LeBron James assigned himself to Stephenson for that game, after guarding Paul George in the Pacers' two victories at Bankers Life Fieldhouse earlier in the season. James apparently wanted to personally deliver some payback. Stephenson had scored 15 points in the most recent game between the two teams, on Feb. 1, and afterward offered an optimistic appraisal: “If we play as a unit, nobody can stop us.”
And, of course, there was the infamous choke sign Stephenson had made during last season's playoff series between the two teams after James missed two free throws in a game at BLF. Stephenson was required to provide an official apology for that one, but James dismissed the matter as something beneath his interest.
“Lance Stephenson?” he asked reporters when the incident was brought up to him. “You want a quote about Lance Stephenson? I’m not even going to give him the time.”
Stephenson admits to being caught off-guard by James' decision to guard him in the previous meeting. Coming off Saturday's performance, however, he's in no mood to capitulate if King James takes special interest in him again.
“That was during the season,” he said. “We're in the playoffs now. Everybody's better, and I feel more confident in myself. I'm just going game-by-game. Whatever happens, whatever they bring to me, I'm going to play to my ability.”
Did he feel intimidated by James' interest in him then?
“I just took it as a challenge,” he said. “That game, I didn't do too good. So the next time he tries to guard me like that, I'm just going to try to bring it to him.”
Stephenson, at 22, is in the terrible-twos phase of his NBA career. He's totally unpredictable, capable of almost anything at any time, as he showed in the final two games of the series against the Knicks. He scored just four points on 1-of-7 shooting in Game 5 at New York last Thursday, which turned out to be the perfect prelude to his shining moment in Game 6 on Saturday.
“I was so pissed after (Game 5),” he recalled Monday. “Ian (Manhimi) calmed me down. He said, 'Man, this is your first playoffs, take it easy. You're built for this.' It showed the next game.”
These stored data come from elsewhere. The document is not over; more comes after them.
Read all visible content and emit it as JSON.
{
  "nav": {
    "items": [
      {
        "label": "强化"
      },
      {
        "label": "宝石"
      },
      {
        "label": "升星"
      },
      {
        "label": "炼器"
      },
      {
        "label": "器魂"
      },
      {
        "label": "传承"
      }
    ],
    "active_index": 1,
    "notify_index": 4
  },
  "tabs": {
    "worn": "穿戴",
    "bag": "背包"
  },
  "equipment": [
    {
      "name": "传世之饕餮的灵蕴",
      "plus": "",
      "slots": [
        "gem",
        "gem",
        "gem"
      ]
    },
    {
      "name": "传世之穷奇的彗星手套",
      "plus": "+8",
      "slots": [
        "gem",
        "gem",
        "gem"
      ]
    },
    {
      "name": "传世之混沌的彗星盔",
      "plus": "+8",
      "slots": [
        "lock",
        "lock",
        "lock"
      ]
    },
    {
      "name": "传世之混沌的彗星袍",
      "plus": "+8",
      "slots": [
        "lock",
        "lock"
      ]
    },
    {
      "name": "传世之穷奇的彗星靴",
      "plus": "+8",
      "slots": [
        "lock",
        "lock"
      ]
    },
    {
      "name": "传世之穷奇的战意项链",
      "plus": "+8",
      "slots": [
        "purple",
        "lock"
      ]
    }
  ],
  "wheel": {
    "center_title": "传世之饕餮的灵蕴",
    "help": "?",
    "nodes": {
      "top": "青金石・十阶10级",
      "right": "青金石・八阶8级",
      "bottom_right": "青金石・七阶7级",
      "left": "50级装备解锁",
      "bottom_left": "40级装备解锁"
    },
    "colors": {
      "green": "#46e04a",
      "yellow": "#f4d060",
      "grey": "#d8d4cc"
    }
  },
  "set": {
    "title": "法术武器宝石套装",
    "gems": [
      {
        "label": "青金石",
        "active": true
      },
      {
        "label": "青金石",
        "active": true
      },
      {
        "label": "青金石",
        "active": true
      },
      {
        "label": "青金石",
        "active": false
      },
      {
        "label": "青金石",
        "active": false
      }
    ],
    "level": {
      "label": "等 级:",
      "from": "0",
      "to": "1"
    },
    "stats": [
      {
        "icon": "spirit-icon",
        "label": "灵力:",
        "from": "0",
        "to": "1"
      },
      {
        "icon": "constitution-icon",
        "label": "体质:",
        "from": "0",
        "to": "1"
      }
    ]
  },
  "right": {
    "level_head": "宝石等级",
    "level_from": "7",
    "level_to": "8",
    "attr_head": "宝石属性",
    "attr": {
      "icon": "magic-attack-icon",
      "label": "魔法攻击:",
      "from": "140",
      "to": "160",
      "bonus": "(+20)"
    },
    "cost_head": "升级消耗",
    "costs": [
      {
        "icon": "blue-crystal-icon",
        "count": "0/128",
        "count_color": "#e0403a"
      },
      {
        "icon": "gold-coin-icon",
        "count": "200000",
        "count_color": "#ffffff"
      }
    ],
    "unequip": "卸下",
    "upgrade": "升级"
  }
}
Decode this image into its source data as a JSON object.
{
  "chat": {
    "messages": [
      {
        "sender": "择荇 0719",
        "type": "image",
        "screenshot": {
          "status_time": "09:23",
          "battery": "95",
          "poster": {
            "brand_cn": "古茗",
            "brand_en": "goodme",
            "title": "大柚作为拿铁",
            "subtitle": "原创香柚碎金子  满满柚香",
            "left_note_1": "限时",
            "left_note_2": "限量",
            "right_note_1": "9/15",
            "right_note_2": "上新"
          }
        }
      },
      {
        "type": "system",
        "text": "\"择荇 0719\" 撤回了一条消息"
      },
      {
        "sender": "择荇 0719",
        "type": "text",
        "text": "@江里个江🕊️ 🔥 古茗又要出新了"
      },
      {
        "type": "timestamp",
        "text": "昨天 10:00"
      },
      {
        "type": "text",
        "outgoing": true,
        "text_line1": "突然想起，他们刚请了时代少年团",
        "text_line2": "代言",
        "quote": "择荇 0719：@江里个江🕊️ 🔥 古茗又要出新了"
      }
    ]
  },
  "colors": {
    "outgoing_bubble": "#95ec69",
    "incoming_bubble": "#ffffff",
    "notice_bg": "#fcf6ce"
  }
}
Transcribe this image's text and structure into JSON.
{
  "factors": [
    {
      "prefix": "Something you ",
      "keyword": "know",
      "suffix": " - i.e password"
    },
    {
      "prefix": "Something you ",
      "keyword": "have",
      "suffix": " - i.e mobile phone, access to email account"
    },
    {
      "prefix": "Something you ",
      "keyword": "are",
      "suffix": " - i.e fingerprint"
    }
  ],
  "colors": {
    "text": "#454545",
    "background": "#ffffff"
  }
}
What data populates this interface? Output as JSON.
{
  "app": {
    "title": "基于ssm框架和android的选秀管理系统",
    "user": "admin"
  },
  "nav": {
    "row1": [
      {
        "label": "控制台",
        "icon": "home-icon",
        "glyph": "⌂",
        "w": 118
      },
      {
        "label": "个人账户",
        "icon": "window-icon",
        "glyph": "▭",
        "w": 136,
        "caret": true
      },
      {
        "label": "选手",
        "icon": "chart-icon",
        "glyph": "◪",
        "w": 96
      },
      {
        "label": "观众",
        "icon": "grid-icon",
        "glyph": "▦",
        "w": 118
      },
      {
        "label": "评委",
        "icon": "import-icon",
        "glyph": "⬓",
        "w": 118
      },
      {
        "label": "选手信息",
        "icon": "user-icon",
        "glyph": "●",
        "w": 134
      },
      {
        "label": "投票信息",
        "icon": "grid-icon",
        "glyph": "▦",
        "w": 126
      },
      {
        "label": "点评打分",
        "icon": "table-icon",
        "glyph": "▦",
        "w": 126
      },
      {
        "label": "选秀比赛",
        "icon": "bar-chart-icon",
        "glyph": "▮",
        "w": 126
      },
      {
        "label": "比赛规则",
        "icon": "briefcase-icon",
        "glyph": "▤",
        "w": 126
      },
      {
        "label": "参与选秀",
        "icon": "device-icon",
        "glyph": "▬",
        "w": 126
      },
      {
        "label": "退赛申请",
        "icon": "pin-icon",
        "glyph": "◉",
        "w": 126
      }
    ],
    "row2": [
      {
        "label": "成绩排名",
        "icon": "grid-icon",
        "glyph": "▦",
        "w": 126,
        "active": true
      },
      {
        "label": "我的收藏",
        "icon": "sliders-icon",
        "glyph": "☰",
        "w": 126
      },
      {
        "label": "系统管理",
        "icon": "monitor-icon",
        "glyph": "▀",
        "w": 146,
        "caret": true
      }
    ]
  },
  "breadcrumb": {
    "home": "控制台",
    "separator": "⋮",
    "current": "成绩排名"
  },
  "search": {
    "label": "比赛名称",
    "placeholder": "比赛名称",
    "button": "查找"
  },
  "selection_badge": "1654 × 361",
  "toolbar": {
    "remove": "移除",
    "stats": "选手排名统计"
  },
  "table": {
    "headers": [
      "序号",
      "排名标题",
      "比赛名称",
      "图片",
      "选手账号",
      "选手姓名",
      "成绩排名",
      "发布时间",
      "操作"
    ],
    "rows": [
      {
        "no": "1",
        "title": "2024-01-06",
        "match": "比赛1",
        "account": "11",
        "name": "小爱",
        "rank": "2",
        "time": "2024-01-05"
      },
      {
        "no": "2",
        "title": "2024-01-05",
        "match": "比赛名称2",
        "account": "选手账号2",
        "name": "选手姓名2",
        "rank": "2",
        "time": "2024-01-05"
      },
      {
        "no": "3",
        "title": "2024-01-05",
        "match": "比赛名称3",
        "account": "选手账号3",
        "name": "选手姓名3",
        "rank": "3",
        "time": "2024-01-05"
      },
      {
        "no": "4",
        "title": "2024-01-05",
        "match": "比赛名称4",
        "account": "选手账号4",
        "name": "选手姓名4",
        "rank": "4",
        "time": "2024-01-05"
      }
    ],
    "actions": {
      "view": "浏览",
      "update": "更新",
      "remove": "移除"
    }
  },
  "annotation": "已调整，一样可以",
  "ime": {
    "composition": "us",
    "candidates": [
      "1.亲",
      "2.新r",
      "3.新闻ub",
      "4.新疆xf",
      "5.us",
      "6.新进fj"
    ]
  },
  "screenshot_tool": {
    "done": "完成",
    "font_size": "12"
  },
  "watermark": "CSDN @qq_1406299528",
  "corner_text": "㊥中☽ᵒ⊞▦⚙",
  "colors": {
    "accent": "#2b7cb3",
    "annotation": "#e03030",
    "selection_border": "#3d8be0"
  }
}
Now comes another next game, and a greater challenge for Stephenson. He has grown before everyone's eyes this season, especially those of Larry Bird, who gambled a second-round draft pick on him three years ago. (By the way, Stephenson doesn't know yet if Bird sent him a congratulatory text following Saturday's game. He hasn't taken time to scroll through them all yet.)
The Pacers' hope of upsetting the Heat would seem to require continued progress from Stephenson, or at least no regression. He averaged 7.8 points in the first-round elimination of Atlanta, and 11.7 points against the Knicks. As the least-proven starter among the Pacers, he has the most opportunity to make a difference when he plays well. But he's also the most at-risk for failing to live up to the moment. Now, coming off the biggest moment of his career, he faces his greatest challenge.
“Handling success is part of any player's growth,” Pacers coach Frank Vogel said. “He obviously had the game of his life the other night. We need him to play that way in this series as well.”
Stephenson is young and promising enough to have time and room for several more games of his life. The challenge now is to continue commanding James' interest.